Monday, August 11, 2008
Clyde Connell: a Song from Bistineau reaches galleries and art patrons
At the Penal Farm Clyde had her own painting studio. With their departure she gave up the first studio she'd known.
The Connells moved to a small camp house on the edge of Lake Bistineau. It was an ignominious retreat. TD attempted to sell real estate. Clyde found herself without the space to store her papers, furniture and art. The papers she'd accumulated in her previous life, one dominated by volunteer work in the Southern Presbyterian Church and attendance at many conferences - were destroyed by her hand.
Three years would pass in the isolation of Bistineau before Clyde felt a sense of confidence about her place in artistic work. During that period she developed her Sun Path series. She found an abstraction of her life on the lake: the wavy lines and circular sun spots in the Sun Paths spoke optimistically of a new day. Her initial desire was to create Sun Paths in sheet metal. Alas, she found that she could not afford the fabrication.

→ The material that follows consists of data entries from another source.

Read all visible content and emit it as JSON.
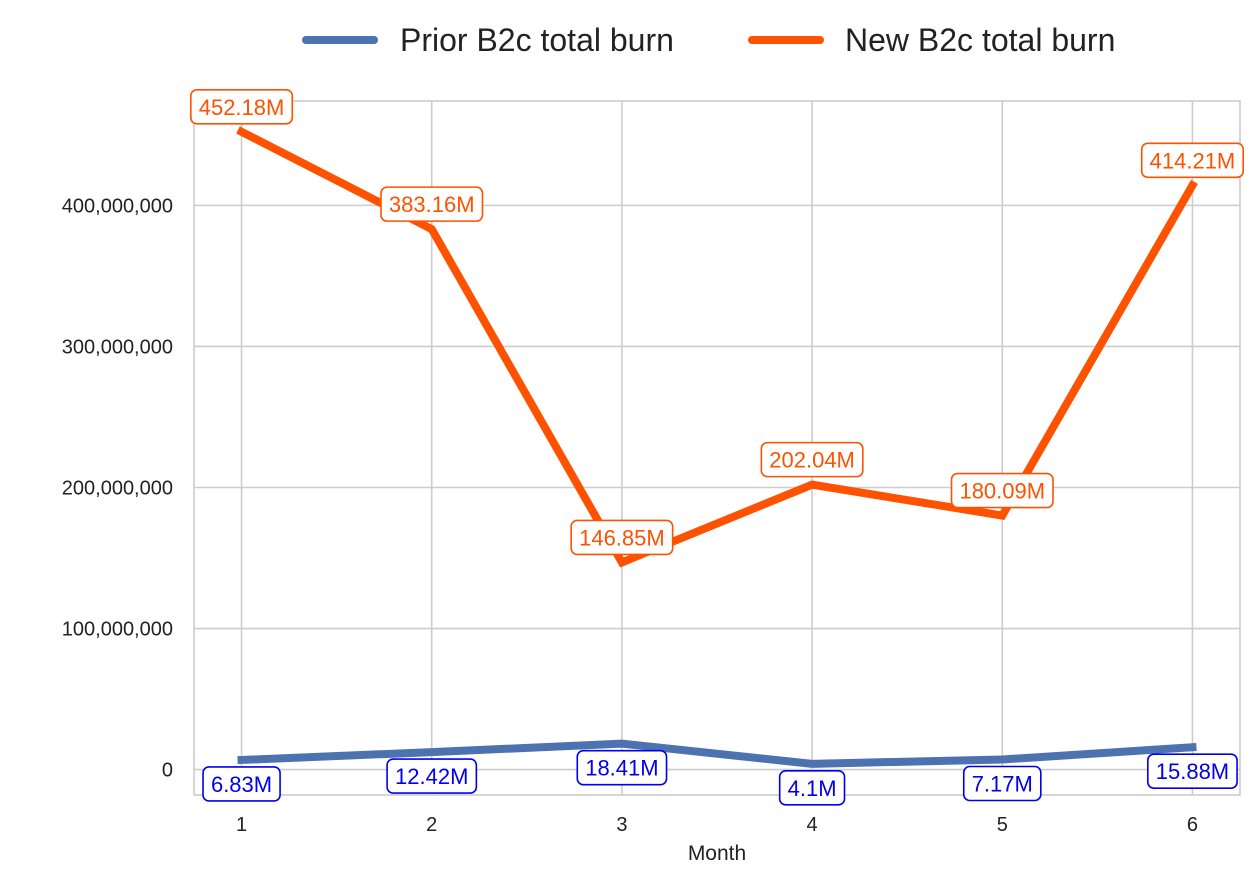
{
  "chart_data": {
    "type": "line",
    "title": "",
    "xlabel": "Month",
    "ylabel": "",
    "x": [
      1,
      2,
      3,
      4,
      5,
      6
    ],
    "xlim": [
      0.75,
      6.25
    ],
    "ylim": [
      -18000000,
      474000000
    ],
    "yticks": [
      0,
      100000000,
      200000000,
      300000000,
      400000000
    ],
    "ytick_labels": [
      "0",
      "100,000,000",
      "200,000,000",
      "300,000,000",
      "400,000,000"
    ],
    "xtick_labels": [
      "1",
      "2",
      "3",
      "4",
      "5",
      "6"
    ],
    "grid": true,
    "legend_position": "top-center",
    "series": [
      {
        "name": "Prior B2c total burn",
        "color": "#4c72b0",
        "label_color": "#0000ee",
        "values": [
          6830000,
          12420000,
          18410000,
          4100000,
          7170000,
          15880000
        ],
        "labels": [
          "6.83M",
          "12.42M",
          "18.41M",
          "4.1M",
          "7.17M",
          "15.88M"
        ],
        "label_side": "below"
      },
      {
        "name": "New B2c total burn",
        "color": "#ff5200",
        "label_color": "#ff5200",
        "values": [
          452180000,
          383160000,
          146850000,
          202040000,
          180090000,
          414210000
        ],
        "labels": [
          "452.18M",
          "383.16M",
          "146.85M",
          "202.04M",
          "180.09M",
          "414.21M"
        ],
        "label_side": "above"
      }
    ]
  }
}
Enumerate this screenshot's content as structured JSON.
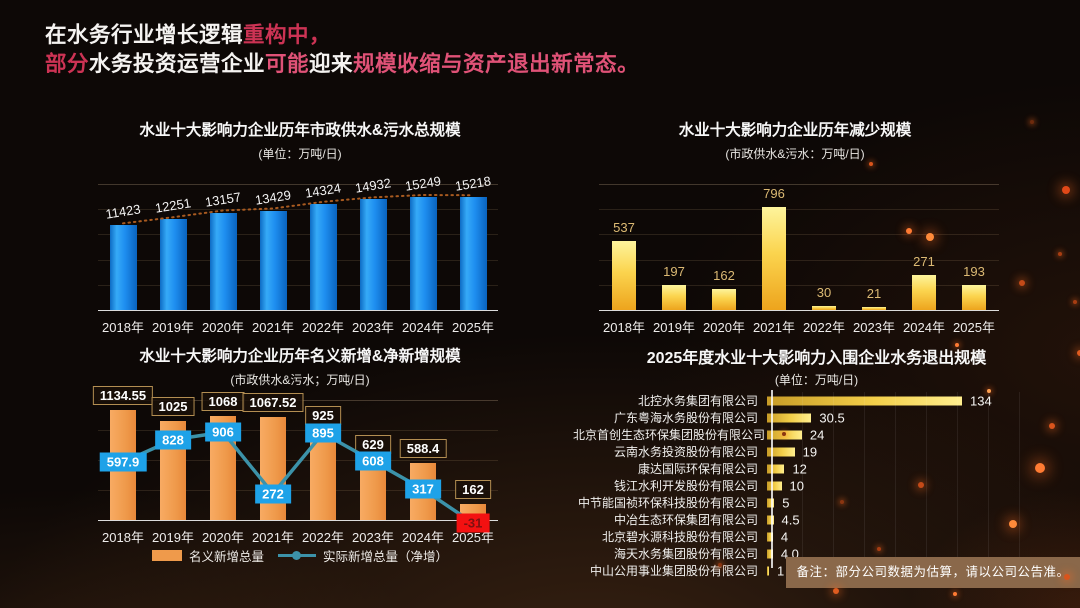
{
  "header": {
    "line1": [
      {
        "text": "在水务行业增长逻辑",
        "tone": "white"
      },
      {
        "text": "重构中，",
        "tone": "red"
      }
    ],
    "line2": [
      {
        "text": "部分",
        "tone": "red"
      },
      {
        "text": "水务投资运营企业",
        "tone": "white"
      },
      {
        "text": "可能",
        "tone": "pink"
      },
      {
        "text": "迎来",
        "tone": "white"
      },
      {
        "text": "规模收缩与资产退出新常态。",
        "tone": "pink"
      }
    ]
  },
  "colors": {
    "accent_red": "#cc3354",
    "accent_pink": "#e05277",
    "bar_blue": "#1e8ef0",
    "bar_gold": "#f5c63a",
    "bar_orange": "#ef9a4b",
    "line_teal": "#3c92a9",
    "marker_blue": "#1ea2e8",
    "marker_red": "#f31111",
    "gold_value_text": "#dcba74",
    "note_bg": "#8a684a"
  },
  "chart_data": [
    {
      "type": "bar",
      "title": "水业十大影响力企业历年市政供水&污水总规模",
      "subtitle": "(单位：万吨/日)",
      "categories": [
        "2018年",
        "2019年",
        "2020年",
        "2021年",
        "2022年",
        "2023年",
        "2024年",
        "2025年"
      ],
      "values": [
        11423,
        12251,
        13157,
        13429,
        14324,
        14932,
        15249,
        15218
      ],
      "labels": [
        "11423",
        "12251",
        "13157",
        "13429",
        "14324",
        "14932",
        "15249",
        "15218"
      ],
      "ylim": [
        0,
        16000
      ],
      "grid": true,
      "trendline": true,
      "bar_color": "#1e8ef0"
    },
    {
      "type": "bar",
      "title": "水业十大影响力企业历年减少规模",
      "subtitle": "(市政供水&污水：万吨/日)",
      "categories": [
        "2018年",
        "2019年",
        "2020年",
        "2021年",
        "2022年",
        "2023年",
        "2024年",
        "2025年"
      ],
      "values": [
        537,
        197,
        162,
        796,
        30,
        21,
        271,
        193
      ],
      "labels": [
        "537",
        "197",
        "162",
        "796",
        "30",
        "21",
        "271",
        "193"
      ],
      "ylim": [
        0,
        1000
      ],
      "grid": true,
      "bar_color": "#f5c63a"
    },
    {
      "type": "bar+line",
      "title": "水业十大影响力企业历年名义新增&净新增规模",
      "subtitle": "(市政供水&污水；万吨/日)",
      "categories": [
        "2018年",
        "2019年",
        "2020年",
        "2021年",
        "2022年",
        "2023年",
        "2024年",
        "2025年"
      ],
      "series": [
        {
          "name": "名义新增总量",
          "type": "bar",
          "values": [
            1134.55,
            1025,
            1068,
            1067.52,
            925,
            629,
            588.4,
            162
          ],
          "labels": [
            "1134.55",
            "1025",
            "1068",
            "1067.52",
            "925",
            "629",
            "588.4",
            "162"
          ]
        },
        {
          "name": "实际新增总量（净增）",
          "type": "line",
          "values": [
            597.9,
            828,
            906,
            272,
            895,
            608,
            317,
            -31
          ],
          "labels": [
            "597.9",
            "828",
            "906",
            "272",
            "895",
            "608",
            "317",
            "-31"
          ],
          "alert_index": 7
        }
      ],
      "ylim": [
        -100,
        1250
      ],
      "grid": true,
      "legend_position": "bottom"
    },
    {
      "type": "bar-horizontal",
      "title": "2025年度水业十大影响力入围企业水务退出规模",
      "subtitle": "(单位：万吨/日)",
      "categories": [
        "北控水务集团有限公司",
        "广东粤海水务股份有限公司",
        "北京首创生态环保集团股份有限公司",
        "云南水务投资股份有限公司",
        "康达国际环保有限公司",
        "钱江水利开发股份有限公司",
        "中节能国祯环保科技股份有限公司",
        "中冶生态环保集团有限公司",
        "北京碧水源科技股份有限公司",
        "海天水务集团股份有限公司",
        "中山公用事业集团股份有限公司"
      ],
      "values": [
        134,
        30.5,
        24,
        19,
        12,
        10,
        5,
        4.5,
        4,
        4.0,
        1
      ],
      "labels": [
        "134",
        "30.5",
        "24",
        "19",
        "12",
        "10",
        "5",
        "4.5",
        "4",
        "4.0",
        "1"
      ],
      "xlim": [
        0,
        150
      ],
      "grid": true
    }
  ],
  "note": "备注：部分公司数据为估算，请以公司公告准。"
}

A donation of colored paper enabled her to return to making her accustomed flow of art. She told interviewers, "I wanted to work." She was a prodigious producer. Subsequently she developed a collage series called the Lake Verticals.

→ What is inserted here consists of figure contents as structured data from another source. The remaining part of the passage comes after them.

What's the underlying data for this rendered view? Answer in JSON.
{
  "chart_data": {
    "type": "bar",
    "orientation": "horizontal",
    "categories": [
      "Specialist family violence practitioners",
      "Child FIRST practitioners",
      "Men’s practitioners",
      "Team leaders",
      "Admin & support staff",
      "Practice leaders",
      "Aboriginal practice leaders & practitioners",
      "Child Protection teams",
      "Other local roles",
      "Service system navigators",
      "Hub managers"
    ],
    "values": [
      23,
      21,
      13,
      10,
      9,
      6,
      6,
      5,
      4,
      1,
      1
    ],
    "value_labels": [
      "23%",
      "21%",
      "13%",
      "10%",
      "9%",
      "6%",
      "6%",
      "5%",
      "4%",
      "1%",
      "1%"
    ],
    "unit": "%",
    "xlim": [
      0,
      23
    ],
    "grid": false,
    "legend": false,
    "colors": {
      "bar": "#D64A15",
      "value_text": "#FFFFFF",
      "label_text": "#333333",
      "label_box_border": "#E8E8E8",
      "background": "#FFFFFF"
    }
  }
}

For many years she continued to make art from brown paper and mulberry paper. Her fame was based on pieces constructed with wood, found metal, rattan vine, stones and papier mache.
Clyde was able to make several Sun Path series in metal. By the early 1980's she was getting considerable sums for her art. She was represented in galleries in Houston and Dallas. Her Swamp Song series had proven popular. At that point her husband's attitude toward her art took a dramatic upturn.
Mrs. Connell's retreat to Lake Bistineau had been transformed into a triumph.